Building Peer Learning Into Mega-Events and Conferences

When Conferences focus on plenary speakers and traditional panel sessions these days, some of us might feel that our experience could be better if we wait until they are available on YouTube. Any ticks or flubs are edited out, and the video camera inevitably has a better seat and vantage point than we do in the audience. And you know exactly how long each intervention will be -and we can pause, repeat or even skip those that are not quite what we're looking for (of course we need to be open to surprises too).

But when Conferences have exciting peer learning and interactivity built in, then no longer are you are just one person watching a string of speeches from a relatively uncomfortable chair, knowing that you are shoulder to shoulder with probably some of the most interesting people in the world in your field - although due to this format there's no way to know it. What if you were a part of the Conference? Or even, you were the Conference!

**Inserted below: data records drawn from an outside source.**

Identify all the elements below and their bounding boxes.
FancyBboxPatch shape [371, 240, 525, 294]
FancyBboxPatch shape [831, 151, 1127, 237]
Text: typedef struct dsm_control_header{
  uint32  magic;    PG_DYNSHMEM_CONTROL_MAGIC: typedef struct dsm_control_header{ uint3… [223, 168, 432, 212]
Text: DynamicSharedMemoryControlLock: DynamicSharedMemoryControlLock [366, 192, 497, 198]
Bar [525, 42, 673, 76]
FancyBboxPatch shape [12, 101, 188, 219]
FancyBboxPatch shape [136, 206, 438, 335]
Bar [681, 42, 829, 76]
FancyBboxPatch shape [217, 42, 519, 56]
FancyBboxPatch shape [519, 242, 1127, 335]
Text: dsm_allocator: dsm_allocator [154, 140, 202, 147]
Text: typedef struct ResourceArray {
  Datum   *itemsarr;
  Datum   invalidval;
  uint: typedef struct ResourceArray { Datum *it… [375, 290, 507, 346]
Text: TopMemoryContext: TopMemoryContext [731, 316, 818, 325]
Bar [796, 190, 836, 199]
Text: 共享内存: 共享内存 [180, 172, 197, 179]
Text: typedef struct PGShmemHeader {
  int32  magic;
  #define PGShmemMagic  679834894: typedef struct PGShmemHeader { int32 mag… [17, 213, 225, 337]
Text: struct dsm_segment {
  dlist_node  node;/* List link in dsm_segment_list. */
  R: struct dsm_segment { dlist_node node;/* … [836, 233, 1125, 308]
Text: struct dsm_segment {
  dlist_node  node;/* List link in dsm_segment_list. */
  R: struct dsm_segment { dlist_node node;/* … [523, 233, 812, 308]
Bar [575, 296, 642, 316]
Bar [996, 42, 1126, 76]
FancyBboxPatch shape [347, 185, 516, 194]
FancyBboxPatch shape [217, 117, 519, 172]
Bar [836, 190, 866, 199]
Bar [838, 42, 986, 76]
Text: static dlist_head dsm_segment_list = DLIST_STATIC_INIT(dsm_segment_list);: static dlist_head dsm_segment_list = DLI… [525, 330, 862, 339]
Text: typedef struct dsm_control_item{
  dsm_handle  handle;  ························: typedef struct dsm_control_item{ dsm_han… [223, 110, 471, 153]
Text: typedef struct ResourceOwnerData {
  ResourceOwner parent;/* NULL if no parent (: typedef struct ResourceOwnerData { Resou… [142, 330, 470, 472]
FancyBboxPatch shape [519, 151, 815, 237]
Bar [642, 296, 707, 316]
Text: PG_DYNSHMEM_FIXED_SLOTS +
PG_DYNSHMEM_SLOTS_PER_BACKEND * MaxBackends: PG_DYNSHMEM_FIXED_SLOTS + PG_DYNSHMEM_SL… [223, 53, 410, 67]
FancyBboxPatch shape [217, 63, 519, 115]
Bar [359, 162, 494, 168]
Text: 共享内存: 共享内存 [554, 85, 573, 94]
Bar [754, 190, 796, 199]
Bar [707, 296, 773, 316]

Running World Cafe's, Open Space Technology Sessions, Peer Assists and Carousel Discussions, and Fishbowls are some of the activities we recently ran at a large conference of some 16,000 people. Those took facilitation. However, there are lots of things you can do that don't take that kind of support and still build up the peer-learning opportunities at a large-scale event.

So, what are some of the ways that big events help feature and build its participants into the Conference?

What if you ask people to pick a button that somehow illustrates how they are feeling at the moment?

Not only is that a conversation starter amongst participants wearing them, but imagine that the button dispensers are tubes that create a physical bar graph of how the whole body of participants (or at least those taking the cool buttons, which seemed to be everyone) feels?

What if there is a tablet built into the wall where particpiants can take a photo of themselves and write on a message about a commitment they will make?
and then use the images to make a wall of these...

What about a simple graffiti wall and lots of coloured chalk?

Or if there are a number of different thematic streams to the conference, what about producing different colour ribbons for each and letting people choose and wear them around their wrists or bags, so that in the thousands of participants, you might more easily bump into and recognize someone who is interested in the same theme as you are?

And then how can you know if you can actually speak that person's language at a large international event? What about language buttons that people can choose and display on their lanyards (we wrote about doing this at a conference of 8000 people - very popular initiative to support communication, and be surprised at what languages people speak - How to Start Conversations Among 8,000 people.)

What interesting interactive elements have you seen at Conferences that use their fascinating participants as a part of the overall learning experience?